University of Hawaii coaches brought an 808 BIGS lineman clinic to Wong Stadium in Hilo on Saturday, giving Hawaii Island offensive and defensive line prospects a rare chance to work face-to-face with Rainbow Warriors staff without leaving the Big Island. While many of their peers were off at Keaukaha, the linemen stayed in the heat for a workout that was as much about visibility as it was about technique.

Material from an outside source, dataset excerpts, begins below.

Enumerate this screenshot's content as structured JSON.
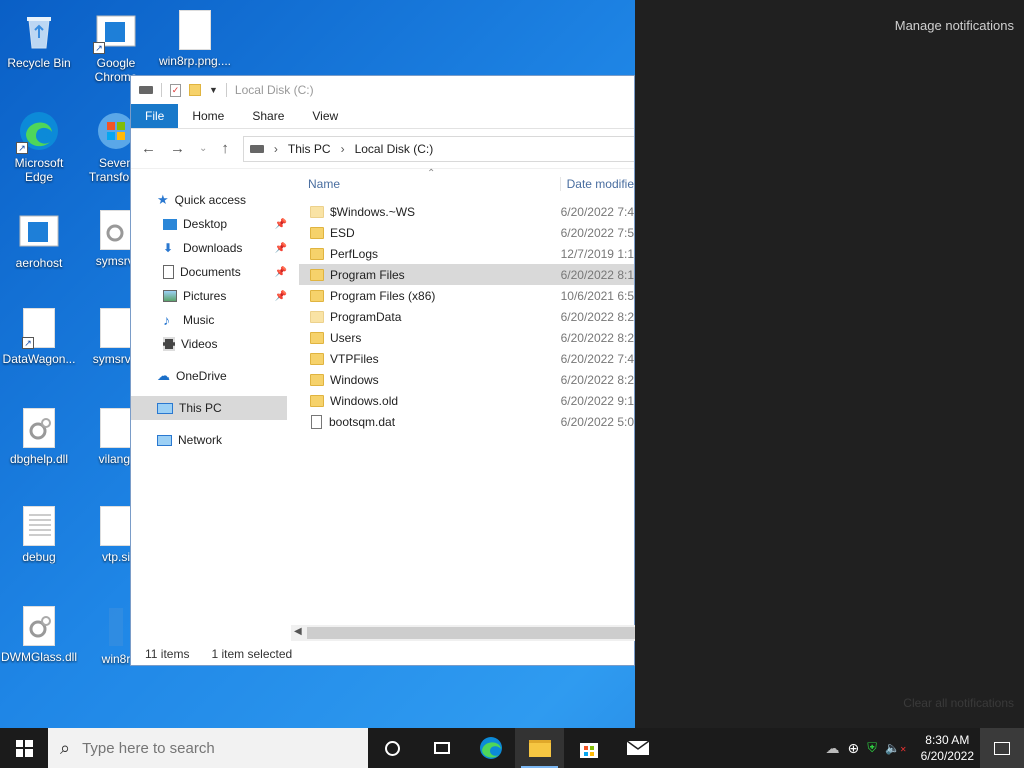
{
  "desktop": {
    "icons": [
      {
        "label": "Recycle Bin"
      },
      {
        "label": "Google Chrome"
      },
      {
        "label": "win8rp.png...."
      },
      {
        "label": "Microsoft Edge"
      },
      {
        "label": "Seven Transform"
      },
      {
        "label": "aerohost"
      },
      {
        "label": "symsrv."
      },
      {
        "label": "DataWagon..."
      },
      {
        "label": "symsrv.y"
      },
      {
        "label": "dbghelp.dll"
      },
      {
        "label": "vilang."
      },
      {
        "label": "debug"
      },
      {
        "label": "vtp.si"
      },
      {
        "label": "DWMGlass.dll"
      },
      {
        "label": "win8r"
      }
    ]
  },
  "explorer": {
    "title": "Local Disk (C:)",
    "ribbon_tabs": [
      "File",
      "Home",
      "Share",
      "View"
    ],
    "breadcrumb": [
      "This PC",
      "Local Disk (C:)"
    ],
    "nav": {
      "quick_access": "Quick access",
      "desktop": "Desktop",
      "downloads": "Downloads",
      "documents": "Documents",
      "pictures": "Pictures",
      "music": "Music",
      "videos": "Videos",
      "onedrive": "OneDrive",
      "this_pc": "This PC",
      "network": "Network"
    },
    "columns": {
      "name": "Name",
      "date": "Date modifie"
    },
    "files": [
      {
        "name": "$Windows.~WS",
        "date": "6/20/2022 7:4"
      },
      {
        "name": "ESD",
        "date": "6/20/2022 7:5"
      },
      {
        "name": "PerfLogs",
        "date": "12/7/2019 1:1"
      },
      {
        "name": "Program Files",
        "date": "6/20/2022 8:1"
      },
      {
        "name": "Program Files (x86)",
        "date": "10/6/2021 6:5"
      },
      {
        "name": "ProgramData",
        "date": "6/20/2022 8:2"
      },
      {
        "name": "Users",
        "date": "6/20/2022 8:2"
      },
      {
        "name": "VTPFiles",
        "date": "6/20/2022 7:4"
      },
      {
        "name": "Windows",
        "date": "6/20/2022 8:2"
      },
      {
        "name": "Windows.old",
        "date": "6/20/2022 9:1"
      },
      {
        "name": "bootsqm.dat",
        "date": "6/20/2022 5:0"
      }
    ],
    "status": {
      "items": "11 items",
      "selected": "1 item selected"
    }
  },
  "action_center": {
    "manage": "Manage notifications",
    "clear": "Clear all notifications"
  },
  "taskbar": {
    "search_placeholder": "Type here to search",
    "time": "8:30 AM",
    "date": "6/20/2022"
  }
}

UH associate head coach and linebackers coach Chris Brown and tight ends and special teams analyst Jeremy Kerr joined 808 BIGS organizers on the field. Brown entered 2026 in his fifth year on the Hawaii staff after arriving before the 2022 season, and his background includes back-to-back national championships at Bishop Gorman in 2015 and 2016, plus five state titles. Kerr joined the staff in August 2025, and the 2026 coaching list also includes recruiting-focused jobs such as director of recruiting and director of player personnel, a sign of how much the program leans on identifying talent beyond Honolulu.

AI-generated illustration
AI-generated illustration

Brown has said the program needs to be visible on every island to find players and to show them that they can stay home and still compete at the college level. That pitch is easier to make after Hawaii finished 9-4 in 2025, went 7-1 at home and 2-3 away, and beat California 35-31 in the Hawaii Bowl on Dec. 24 in a comeback that tied the largest in program history. The matchup was the first postseason meeting between Hawaii and Cal, and Timmy Chang was named AFCA Region 5 Coach of the Year after leading the Rainbow Warriors to their first nine-win season since 2019.

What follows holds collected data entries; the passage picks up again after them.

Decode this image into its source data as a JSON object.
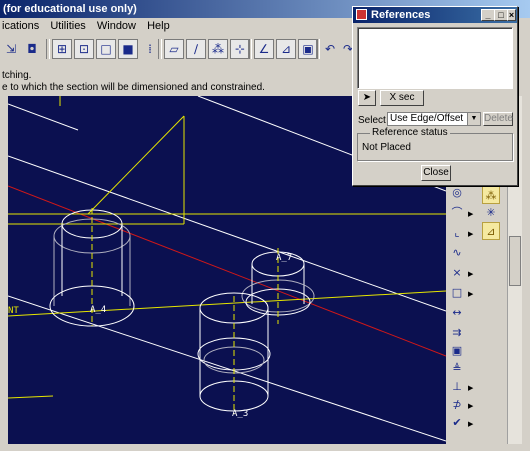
{
  "window": {
    "title": "(for educational use only)"
  },
  "menu": [
    "ications",
    "Utilities",
    "Window",
    "Help"
  ],
  "messages": [
    "tching.",
    "e to which the section will be dimensioned and constrained."
  ],
  "toolbar_icons": [
    "filter-icon",
    "display-icon",
    "wireframe-icon",
    "hidden-line-icon",
    "no-hidden-icon",
    "shaded-icon",
    "datum-plane-icon",
    "datum-axis-icon",
    "datum-point-icon",
    "coordinate-system-icon",
    "sketch-icon",
    "sketch-constraint-icon",
    "modify-icon",
    "undo-icon",
    "redo-icon"
  ],
  "canvas": {
    "labels": {
      "a4": "A_4",
      "a7": "A_7",
      "a3": "A_3",
      "left_edge": "NT"
    },
    "colors": {
      "background": "#0b1050",
      "datum": "#e6e600",
      "edge": "#ffffff",
      "red_line": "#d01818"
    }
  },
  "right_toolbar": {
    "icons": [
      "circle-icon",
      "arc-icon",
      "fillet-icon",
      "spline-icon",
      "point-icon",
      "rectangle-icon",
      "dimension-icon",
      "modify-dimension-icon",
      "constraint-icon",
      "text-icon",
      "trim-icon",
      "mirror-icon",
      "done-icon"
    ],
    "side_icons": [
      "intent-point-icon",
      "cross-icon",
      "ruler-icon"
    ]
  },
  "references_dialog": {
    "title": "References",
    "title_buttons": [
      "_",
      "□",
      "×"
    ],
    "xsec_label": "X sec",
    "select_label": "Select",
    "select_value": "Use Edge/Offset",
    "delete_label": "Delete",
    "status_group": "Reference status",
    "status_value": "Not Placed",
    "close_label": "Close"
  }
}
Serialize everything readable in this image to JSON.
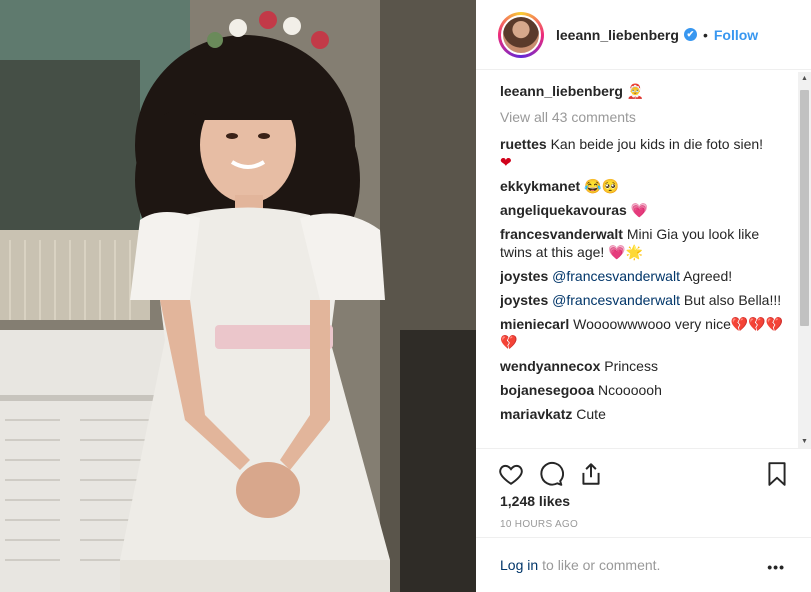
{
  "header": {
    "username": "leeann_liebenberg",
    "verified_mark": "✔",
    "separator": "•",
    "follow_label": "Follow"
  },
  "caption": {
    "username": "leeann_liebenberg",
    "emoji": "🤶"
  },
  "view_all_comments": "View all 43 comments",
  "comments": [
    {
      "user": "ruettes",
      "text": " Kan beide jou kids in die foto sien!",
      "tail": "❤"
    },
    {
      "user": "ekkykmanet",
      "text": " 😂🥺",
      "tail": ""
    },
    {
      "user": "angeliquekavouras",
      "text": " 💗",
      "tail": ""
    },
    {
      "user": "francesvanderwalt",
      "text": " Mini Gia you look like twins at this age! 💗🌟",
      "tail": ""
    },
    {
      "user": "joystes",
      "mention": "@francesvanderwalt",
      "text": " Agreed!"
    },
    {
      "user": "joystes",
      "mention": "@francesvanderwalt",
      "text": " But also Bella!!!"
    },
    {
      "user": "mieniecarl",
      "text": " Woooowwwooo very nice💔💔💔",
      "tail": "💔"
    },
    {
      "user": "wendyannecox",
      "text": " Princess",
      "tail": ""
    },
    {
      "user": "bojanesegooa",
      "text": " Ncoooooh",
      "tail": ""
    },
    {
      "user": "mariavkatz",
      "text": " Cute",
      "tail": ""
    }
  ],
  "icons": {
    "like": "heart-outline-icon",
    "comment": "comment-bubble-icon",
    "share": "share-icon",
    "save": "bookmark-icon",
    "more": "more-options-icon"
  },
  "likes": "1,248 likes",
  "timestamp": "10 HOURS AGO",
  "login_prompt": {
    "link": "Log in",
    "rest": "to like or comment.",
    "more": "•••"
  },
  "colors": {
    "link_blue": "#3897f0",
    "heart_red": "#d0021b",
    "muted": "#999999"
  }
}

The line-focused clinic mattered because linemen do not always get the same showcase opportunities as skill-position players in 7-on-7 settings. Sessions built around technique, one-on-one work and fundamentals can have an outsized effect on players who may not get noticed as quickly in camp circuits centered on speed and passing.

UH’s own season review offered a local example of why that development matters. Guard Zhen Sotelo allowed zero sacks in 936 snaps, the third-most among Mountain West linemen, underscoring the level of play the Rainbow Warriors want to keep building. For Hilo athletes hoping to follow that path, a Saturday visit from Brown and Kerr made the road to Mānoa feel a little shorter.